I lined up your front foot with your back ankle, thumb wrapped low around the hilt of your sword, which proves that you can put the swordfighter into the necromancer but you can’t, wait, hang on.

And I said, “Goddamn it, I told you to lift weights.”

The creature skittered toward us at an incredible speed. What followed was an absolute shitshow.

For us. Not it. It was fine and dandy. Turned out that when it approached, its wings lifted it high enough to expose a fat, savage stinger on the end of that abdomen—the sawlike mouth shot a high-pressure squirt of transparent liquid directly into our eyes, which I narrowly dodged by swinging your blood-sodden arm across your face—fun times, because the liquid turned out to be insane monster acid. I heard the robe sizzling away on contact, then I heard your skin sizzle too—felt the strips fall away from your arm, first of cloth and then of actual dermal layer—and I took a couple of steps back and I bit about three holes through your tongue, but our pain receptors were still all fucked up. I’m not saying it didn’t hurt like a top-notch bitch, because it did, but when I shook the worst of the unholy insect spit off our mess of an arm I found your skin growing back as I watched. Hell of a party trick, Nonagesimus, I mean, damn.

I parried a smashing overhead blow from the stinger, which was beading more clear fluid from a tip that could’ve jerked our heart out, and my borrowed arm clanged my borrowed sword into the saw mouth. I kicked the stinger with your booted foot, which was like hitting a wall with a feather duster, ducked under another stream of acid, and then, sorry, turned and ran for your goddamn life.

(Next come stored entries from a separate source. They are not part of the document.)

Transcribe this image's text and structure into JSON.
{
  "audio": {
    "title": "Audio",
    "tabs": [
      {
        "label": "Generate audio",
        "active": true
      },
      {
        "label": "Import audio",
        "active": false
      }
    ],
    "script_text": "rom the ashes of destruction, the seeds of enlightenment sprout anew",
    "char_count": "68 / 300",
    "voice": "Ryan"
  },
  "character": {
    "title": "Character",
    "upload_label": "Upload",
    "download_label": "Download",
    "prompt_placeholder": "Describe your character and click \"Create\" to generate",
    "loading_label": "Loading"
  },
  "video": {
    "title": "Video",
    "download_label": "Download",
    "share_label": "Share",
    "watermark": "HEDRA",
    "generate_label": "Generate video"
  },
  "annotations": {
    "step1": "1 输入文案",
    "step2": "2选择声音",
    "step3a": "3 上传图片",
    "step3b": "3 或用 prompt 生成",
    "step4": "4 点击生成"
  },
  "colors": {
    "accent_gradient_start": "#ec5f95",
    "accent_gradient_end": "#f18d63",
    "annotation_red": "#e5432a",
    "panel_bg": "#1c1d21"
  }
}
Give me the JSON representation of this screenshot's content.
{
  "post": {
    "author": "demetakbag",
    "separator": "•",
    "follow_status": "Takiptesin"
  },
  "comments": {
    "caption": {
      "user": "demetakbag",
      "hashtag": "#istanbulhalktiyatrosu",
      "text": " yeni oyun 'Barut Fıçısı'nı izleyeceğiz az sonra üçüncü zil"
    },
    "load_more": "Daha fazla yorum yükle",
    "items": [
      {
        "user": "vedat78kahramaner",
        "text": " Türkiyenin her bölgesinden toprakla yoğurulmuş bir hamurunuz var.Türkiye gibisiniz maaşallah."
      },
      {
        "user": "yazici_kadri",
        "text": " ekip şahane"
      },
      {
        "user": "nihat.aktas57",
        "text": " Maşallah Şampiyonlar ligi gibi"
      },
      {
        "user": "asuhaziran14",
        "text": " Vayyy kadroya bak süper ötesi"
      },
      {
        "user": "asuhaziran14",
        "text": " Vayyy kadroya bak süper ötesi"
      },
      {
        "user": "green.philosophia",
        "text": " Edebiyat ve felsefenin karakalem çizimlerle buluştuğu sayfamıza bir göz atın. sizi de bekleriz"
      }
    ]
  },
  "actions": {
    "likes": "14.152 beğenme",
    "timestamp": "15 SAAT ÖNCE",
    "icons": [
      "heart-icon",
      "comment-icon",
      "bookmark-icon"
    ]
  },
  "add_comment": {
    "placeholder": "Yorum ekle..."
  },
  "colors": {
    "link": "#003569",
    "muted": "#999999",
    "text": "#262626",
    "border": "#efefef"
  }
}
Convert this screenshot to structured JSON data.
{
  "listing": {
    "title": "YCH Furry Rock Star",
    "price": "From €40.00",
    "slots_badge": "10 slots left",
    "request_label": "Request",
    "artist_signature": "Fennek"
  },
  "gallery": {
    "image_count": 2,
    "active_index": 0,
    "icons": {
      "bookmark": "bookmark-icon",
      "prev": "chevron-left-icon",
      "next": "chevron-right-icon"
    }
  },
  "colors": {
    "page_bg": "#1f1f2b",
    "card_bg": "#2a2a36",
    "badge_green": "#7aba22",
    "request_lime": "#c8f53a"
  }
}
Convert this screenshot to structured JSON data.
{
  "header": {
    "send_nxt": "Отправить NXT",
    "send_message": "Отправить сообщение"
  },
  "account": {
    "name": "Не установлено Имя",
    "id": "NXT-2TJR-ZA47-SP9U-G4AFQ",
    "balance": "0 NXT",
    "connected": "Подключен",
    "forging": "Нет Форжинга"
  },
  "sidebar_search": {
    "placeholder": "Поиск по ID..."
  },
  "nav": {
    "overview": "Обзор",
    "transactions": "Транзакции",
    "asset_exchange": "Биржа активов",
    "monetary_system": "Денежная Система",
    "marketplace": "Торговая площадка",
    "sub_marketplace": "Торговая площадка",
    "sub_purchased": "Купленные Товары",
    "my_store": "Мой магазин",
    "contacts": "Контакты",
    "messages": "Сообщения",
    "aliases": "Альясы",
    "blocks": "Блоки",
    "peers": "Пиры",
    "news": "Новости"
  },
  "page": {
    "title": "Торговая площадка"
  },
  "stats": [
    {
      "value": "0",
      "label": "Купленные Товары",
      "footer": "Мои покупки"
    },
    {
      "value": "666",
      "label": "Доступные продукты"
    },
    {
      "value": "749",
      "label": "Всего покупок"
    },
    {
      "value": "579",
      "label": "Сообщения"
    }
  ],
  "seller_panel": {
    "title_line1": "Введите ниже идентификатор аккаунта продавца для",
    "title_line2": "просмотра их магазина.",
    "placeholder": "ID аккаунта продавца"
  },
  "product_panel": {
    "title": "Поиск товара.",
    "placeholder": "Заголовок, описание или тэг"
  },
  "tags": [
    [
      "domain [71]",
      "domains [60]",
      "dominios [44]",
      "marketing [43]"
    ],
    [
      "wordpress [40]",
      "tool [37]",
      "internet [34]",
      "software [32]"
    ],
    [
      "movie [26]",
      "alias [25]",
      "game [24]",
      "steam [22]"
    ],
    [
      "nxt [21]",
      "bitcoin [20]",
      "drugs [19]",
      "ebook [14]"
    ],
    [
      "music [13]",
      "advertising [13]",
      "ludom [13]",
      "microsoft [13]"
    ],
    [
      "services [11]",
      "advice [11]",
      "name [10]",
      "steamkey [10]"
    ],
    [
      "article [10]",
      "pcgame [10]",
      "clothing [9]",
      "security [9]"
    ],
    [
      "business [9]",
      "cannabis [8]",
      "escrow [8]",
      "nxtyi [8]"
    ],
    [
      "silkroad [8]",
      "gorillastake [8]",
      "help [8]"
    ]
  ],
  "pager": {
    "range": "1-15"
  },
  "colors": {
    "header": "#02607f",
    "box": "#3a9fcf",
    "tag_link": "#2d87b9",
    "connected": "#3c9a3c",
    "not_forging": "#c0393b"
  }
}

I burst into the nearest room. The bedroom. I kind of knew the layout, but I’d never really been able to use your eyes. Living inside you—if I start I’ll never stop, so we have to move on—was like living in a well, and every time I bobbed to the surface I kind of got clotheslined back down to the bottom. I’m not complaining, I just want you to know. Even so, I knew enough to bust through your foyer and to the remnants of that ash barricade you were an idiot to make, heading for the thing I knew I would find right where you left it, with its thick white scabbard cracked into pieces all around.

The creature squirmed through after me, made that shitty bleating half-curdled chirrup, and spat another stream of evil saliva at us. I hit the floor, ditched the rapier, and grasped the hilt of my two-handed sword.

Which was, by the way, in fucking abominable condition. There is so much I should have told you. I just didn’t have time. I didn’t know. I didn’t know I’d have to say: A sword doesn’t hold an edge on its own, you sack of Ninth House garbage. I didn’t know I’d have to say, If you dip a sword into melty bone, the metal gets more pitted than an iron mine, you cross-patched necromantic shit.

I think the main thing I should have said was, You sawed open your skull rather than be beholden to someone. You turned your brain into soup to escape anything less than 100 percent freedom. You put me in a box and buried me rather than give up your own goddamned agenda.

Harrowhark, I gave you my whole life and you didn’t even want it.

Actually, scratch that, the main thing I should have said was, SQUATS ARE A START, OR A COUPLE OF STAR JUMPS, THEY’RE NOT DIFFICULT.